- This morning I came across this poem on Twitter and after reading it, I had to read it twice because of the way she depicted his essence was so impactful, but she still kept it lighthearted for a soul that was gruesomely slain. His life was vital energy that would galvanize the civil rights movement. In addition, I came to realization that this poem could be written about any other deceased brother (Trayvon Martin, Philando Castile, Eric Garner and many more who lost their lives to brutality. Unarmed names and faces dry up the soil of premature graves, which helps pave the way to fight for a change that can permanently stay, but until the end of time the pain of premature deaths will always feel the same. Poetry is and always will be an artistic, abstract, and humility filled form of expression that provides some respite in the malcontent that manifests inside of us, such as the above examples I gave. FYI, the woman who accused Emmett Till of whistling at her, LIED. An empty revelation that will remain as one of this country’s biggest devastation. Leave a comment about the poem if you feel the need too. Peace
- A poem by Eve L. Ewing
looking over the plums, one by one
lifting each to his eyes and
turning it slowly, a little earth,
checking the smooth skin for pockmarks
and rot, or signs of unkind days or people,
then sliding them gently into the plastic.

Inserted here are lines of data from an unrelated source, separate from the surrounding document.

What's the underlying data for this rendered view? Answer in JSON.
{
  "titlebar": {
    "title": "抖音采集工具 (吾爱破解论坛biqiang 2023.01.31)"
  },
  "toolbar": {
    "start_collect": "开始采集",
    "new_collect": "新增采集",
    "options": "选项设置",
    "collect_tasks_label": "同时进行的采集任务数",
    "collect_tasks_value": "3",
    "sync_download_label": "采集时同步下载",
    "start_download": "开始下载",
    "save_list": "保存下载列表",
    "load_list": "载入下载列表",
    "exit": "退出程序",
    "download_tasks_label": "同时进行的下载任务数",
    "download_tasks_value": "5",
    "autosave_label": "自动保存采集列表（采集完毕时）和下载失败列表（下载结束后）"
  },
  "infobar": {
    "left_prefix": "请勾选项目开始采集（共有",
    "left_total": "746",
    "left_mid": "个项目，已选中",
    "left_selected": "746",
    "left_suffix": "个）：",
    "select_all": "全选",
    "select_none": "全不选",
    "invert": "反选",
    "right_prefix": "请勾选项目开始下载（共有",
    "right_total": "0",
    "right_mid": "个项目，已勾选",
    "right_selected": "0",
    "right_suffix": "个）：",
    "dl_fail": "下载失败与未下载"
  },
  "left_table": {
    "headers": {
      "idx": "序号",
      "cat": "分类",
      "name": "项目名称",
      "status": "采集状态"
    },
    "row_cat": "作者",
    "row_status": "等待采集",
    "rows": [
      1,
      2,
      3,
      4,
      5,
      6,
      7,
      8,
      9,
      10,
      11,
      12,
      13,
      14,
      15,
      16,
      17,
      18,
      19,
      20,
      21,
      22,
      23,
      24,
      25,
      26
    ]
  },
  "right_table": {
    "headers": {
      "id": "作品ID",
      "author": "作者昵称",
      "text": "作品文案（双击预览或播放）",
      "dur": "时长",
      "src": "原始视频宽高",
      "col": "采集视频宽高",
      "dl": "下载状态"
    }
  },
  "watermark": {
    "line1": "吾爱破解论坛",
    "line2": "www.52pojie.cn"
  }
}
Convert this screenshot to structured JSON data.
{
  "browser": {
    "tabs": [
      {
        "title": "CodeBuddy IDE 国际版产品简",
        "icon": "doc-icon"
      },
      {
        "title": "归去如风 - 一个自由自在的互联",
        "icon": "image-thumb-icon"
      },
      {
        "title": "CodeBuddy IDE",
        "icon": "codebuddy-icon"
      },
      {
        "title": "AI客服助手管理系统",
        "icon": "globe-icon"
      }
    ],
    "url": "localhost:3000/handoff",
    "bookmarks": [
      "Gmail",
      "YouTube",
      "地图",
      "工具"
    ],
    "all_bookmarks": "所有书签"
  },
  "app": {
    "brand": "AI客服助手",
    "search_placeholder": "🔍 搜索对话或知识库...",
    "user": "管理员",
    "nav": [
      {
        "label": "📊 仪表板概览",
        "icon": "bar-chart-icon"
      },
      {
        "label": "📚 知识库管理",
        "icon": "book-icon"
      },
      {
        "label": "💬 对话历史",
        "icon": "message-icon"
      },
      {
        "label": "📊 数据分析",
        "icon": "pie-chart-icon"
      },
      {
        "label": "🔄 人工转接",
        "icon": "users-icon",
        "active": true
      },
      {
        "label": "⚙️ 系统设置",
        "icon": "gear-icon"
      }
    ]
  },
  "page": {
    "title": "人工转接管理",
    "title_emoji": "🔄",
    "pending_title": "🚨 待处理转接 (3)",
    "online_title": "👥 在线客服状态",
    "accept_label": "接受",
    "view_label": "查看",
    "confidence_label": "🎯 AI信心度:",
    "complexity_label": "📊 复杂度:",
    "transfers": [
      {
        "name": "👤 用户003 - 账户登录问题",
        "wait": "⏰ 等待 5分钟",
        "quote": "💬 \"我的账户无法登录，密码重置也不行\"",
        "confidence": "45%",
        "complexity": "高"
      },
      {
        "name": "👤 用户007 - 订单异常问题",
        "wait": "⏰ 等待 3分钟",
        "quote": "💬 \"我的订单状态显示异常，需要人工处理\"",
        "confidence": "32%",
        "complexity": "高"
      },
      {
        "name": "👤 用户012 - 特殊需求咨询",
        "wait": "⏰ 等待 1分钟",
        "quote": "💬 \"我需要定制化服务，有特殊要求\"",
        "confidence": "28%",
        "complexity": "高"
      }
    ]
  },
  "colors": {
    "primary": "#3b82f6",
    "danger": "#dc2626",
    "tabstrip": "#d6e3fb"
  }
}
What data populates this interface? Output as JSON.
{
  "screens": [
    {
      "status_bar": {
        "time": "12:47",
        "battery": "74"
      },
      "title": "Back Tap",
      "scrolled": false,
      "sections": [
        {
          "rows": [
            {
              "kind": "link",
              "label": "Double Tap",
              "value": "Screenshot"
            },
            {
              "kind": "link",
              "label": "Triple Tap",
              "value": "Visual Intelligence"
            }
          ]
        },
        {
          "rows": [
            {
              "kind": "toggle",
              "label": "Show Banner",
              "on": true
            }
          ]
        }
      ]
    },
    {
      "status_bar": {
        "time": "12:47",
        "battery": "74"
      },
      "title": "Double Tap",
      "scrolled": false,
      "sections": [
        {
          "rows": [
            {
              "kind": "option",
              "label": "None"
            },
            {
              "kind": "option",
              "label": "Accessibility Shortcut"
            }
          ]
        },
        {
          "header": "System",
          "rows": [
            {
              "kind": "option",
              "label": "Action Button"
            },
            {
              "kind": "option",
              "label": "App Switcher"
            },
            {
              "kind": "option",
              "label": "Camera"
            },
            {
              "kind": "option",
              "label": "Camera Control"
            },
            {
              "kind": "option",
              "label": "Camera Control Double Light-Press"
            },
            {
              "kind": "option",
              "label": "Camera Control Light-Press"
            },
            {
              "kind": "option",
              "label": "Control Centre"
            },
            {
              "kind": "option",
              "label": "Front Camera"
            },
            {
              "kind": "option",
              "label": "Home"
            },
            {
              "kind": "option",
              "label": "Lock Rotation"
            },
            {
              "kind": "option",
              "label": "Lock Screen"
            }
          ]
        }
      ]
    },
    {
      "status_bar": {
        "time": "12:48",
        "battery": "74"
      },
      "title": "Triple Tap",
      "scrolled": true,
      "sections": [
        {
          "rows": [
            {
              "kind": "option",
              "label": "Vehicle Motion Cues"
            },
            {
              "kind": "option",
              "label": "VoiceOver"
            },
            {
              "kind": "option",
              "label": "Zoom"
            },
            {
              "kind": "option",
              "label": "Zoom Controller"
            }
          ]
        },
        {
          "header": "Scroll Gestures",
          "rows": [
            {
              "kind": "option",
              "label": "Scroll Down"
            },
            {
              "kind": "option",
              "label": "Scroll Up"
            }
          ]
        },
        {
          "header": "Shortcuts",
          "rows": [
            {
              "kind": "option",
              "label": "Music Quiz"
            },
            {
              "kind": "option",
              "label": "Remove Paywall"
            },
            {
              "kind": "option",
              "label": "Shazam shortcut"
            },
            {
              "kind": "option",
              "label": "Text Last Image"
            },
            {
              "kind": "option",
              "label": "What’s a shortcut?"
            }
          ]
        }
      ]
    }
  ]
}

whistling softly, reaching with a slim, woolen arm
into the cart, he first balanced them over the wire
before realizing the danger of bruising
and lifting them back out, cradling them
in the crook of his elbow until
something harder could take that bottom space.
I knew him from his hat, one of those
fine porkpie numbers they used to sell
on Roosevelt Road. it had lost its feather but
he had carefully folded a dollar bill
and slid it between the ribbon and the felt
and it stood at attention. he wore his money.
upright and strong, he was already to the checkout
by the time I caught up with him. I called out his name
and he spun like a dancer, candy bar in hand,
looked at me quizzically for a moment before
remembering my face. he smiled. well
hello young lady
hello, so chilly today
should have worn my warm coat like you
yes so cool for August in Chicago
how are things going for you
oh he sighed and put the candy on the belt
it goes, it goes.
One thought on “I saw Emmett Till this week at the grocery store (A poem by Eve L. Ewing)”
Oh my. It made me dizzy with loss; loss for Emmett, loss for his mama, loss for this horrible sickness still eating the heart of our beautiful country. As you said, for any of the young men murdered as the continued expression of that sickness. Oh my.